To the giants in the room it must have sounded no louder than a fairy sneezing, for neither of them cast their eye towards the tank, and to Ralph’s dismay, Bone turned his attention first to
The Frisker,
circling the thing like a member of the public invited to inspect a magician’s cabinet.

Jack was straight into pantomime mode, dancing, half-bent, wringing his hands. He reminded Ralph of the creature, Gollum, from
The Lord of the Rings,
always sucking up, never to be trusted. He touched a button. The trestle table buzzed to the hum of
The Frisker’s
motor, its bright lights raced each other round the frame.

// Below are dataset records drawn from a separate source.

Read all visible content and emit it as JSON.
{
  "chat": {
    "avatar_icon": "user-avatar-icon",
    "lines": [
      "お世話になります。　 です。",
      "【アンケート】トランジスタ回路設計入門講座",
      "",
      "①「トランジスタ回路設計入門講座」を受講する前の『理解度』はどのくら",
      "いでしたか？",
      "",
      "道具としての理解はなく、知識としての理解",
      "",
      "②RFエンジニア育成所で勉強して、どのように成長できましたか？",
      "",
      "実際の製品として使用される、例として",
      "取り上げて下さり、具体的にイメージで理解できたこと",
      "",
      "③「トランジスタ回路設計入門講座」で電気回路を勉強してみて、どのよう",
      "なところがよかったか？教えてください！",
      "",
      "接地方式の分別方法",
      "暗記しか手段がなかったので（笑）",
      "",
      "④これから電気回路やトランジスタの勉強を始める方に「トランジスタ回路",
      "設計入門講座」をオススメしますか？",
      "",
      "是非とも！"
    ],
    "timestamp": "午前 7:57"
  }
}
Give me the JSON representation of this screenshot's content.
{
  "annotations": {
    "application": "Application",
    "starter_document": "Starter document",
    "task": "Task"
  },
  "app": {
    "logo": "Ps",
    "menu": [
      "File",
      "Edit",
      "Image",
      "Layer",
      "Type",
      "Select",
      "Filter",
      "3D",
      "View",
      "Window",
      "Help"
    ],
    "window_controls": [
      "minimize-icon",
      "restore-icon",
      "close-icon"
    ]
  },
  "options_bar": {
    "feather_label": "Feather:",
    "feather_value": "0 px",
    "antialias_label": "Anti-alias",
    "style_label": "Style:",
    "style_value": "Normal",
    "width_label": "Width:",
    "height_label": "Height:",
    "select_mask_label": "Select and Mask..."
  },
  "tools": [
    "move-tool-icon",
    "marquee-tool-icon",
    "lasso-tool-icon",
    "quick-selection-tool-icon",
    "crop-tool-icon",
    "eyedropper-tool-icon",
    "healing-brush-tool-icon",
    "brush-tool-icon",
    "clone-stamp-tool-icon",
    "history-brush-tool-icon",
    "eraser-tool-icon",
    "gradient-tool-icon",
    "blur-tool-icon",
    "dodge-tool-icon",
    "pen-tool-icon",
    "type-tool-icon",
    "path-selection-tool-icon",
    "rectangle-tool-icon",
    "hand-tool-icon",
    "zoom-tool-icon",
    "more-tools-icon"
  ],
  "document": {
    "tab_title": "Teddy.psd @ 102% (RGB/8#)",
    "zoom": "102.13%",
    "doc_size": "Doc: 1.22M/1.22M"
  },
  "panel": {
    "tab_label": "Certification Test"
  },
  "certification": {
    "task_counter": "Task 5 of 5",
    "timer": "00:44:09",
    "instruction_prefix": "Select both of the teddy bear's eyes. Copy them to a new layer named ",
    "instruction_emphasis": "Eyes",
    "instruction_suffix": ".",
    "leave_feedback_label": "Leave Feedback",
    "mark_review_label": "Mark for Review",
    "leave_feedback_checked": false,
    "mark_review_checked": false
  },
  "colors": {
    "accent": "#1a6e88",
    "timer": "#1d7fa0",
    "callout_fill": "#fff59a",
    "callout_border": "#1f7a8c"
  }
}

Bone seemed unimpressed. Pursing his lips like a
small pair of bellows, he turned a half-circle and rumbled out a question (it was easy to guess from the tone of his voice). And now his watery, policeman’s eyes did begin to pan every corner of the room.

‘Louder,’ Tom shouted to the cast of miniones. ‘We’ve got to make ourselves heard.’ And he banged the sheer wall of glass so hard that the body of his saucepan flew off the handle.

Ralph hammered away with all his might, till sweat beads were trickling into his eyes and his biceps were angry, complaining and sore. But it was working. Bone had raised a hand to his ear and was fiddling with something just inside the shell. Ralph realised at once it was a hearing aid.
Please,
he begged all the powers of creation,
make him turn it up really loud.
He whacked the glass with extra force.

The policeman listened attentively for a moment, then, with a puzzled frown, he turned towards the tank.

Triumph.

Surely?

He must see.

No.

Quicker than a ferret down a rabbit hole, Jack had nipped in front of the detective, blocking Bone’s view of that side of the room. He minced a little more and
waggled a mug. ‘Tea, Inspector?’

Bone appeared to say a sharp, ‘No, thank you.’ He dipped a hand inside his jacket and retrieved what looked to be a piece of newsprint.

As he unfolded it, Jack stepped sideways towards the sofa and picked up the plastic covering sheet. Snarling at Knocker to ‘git out of the way’, he casually turned from Bone and threw the sheet loosely over the tank, plunging the miniones into darkness.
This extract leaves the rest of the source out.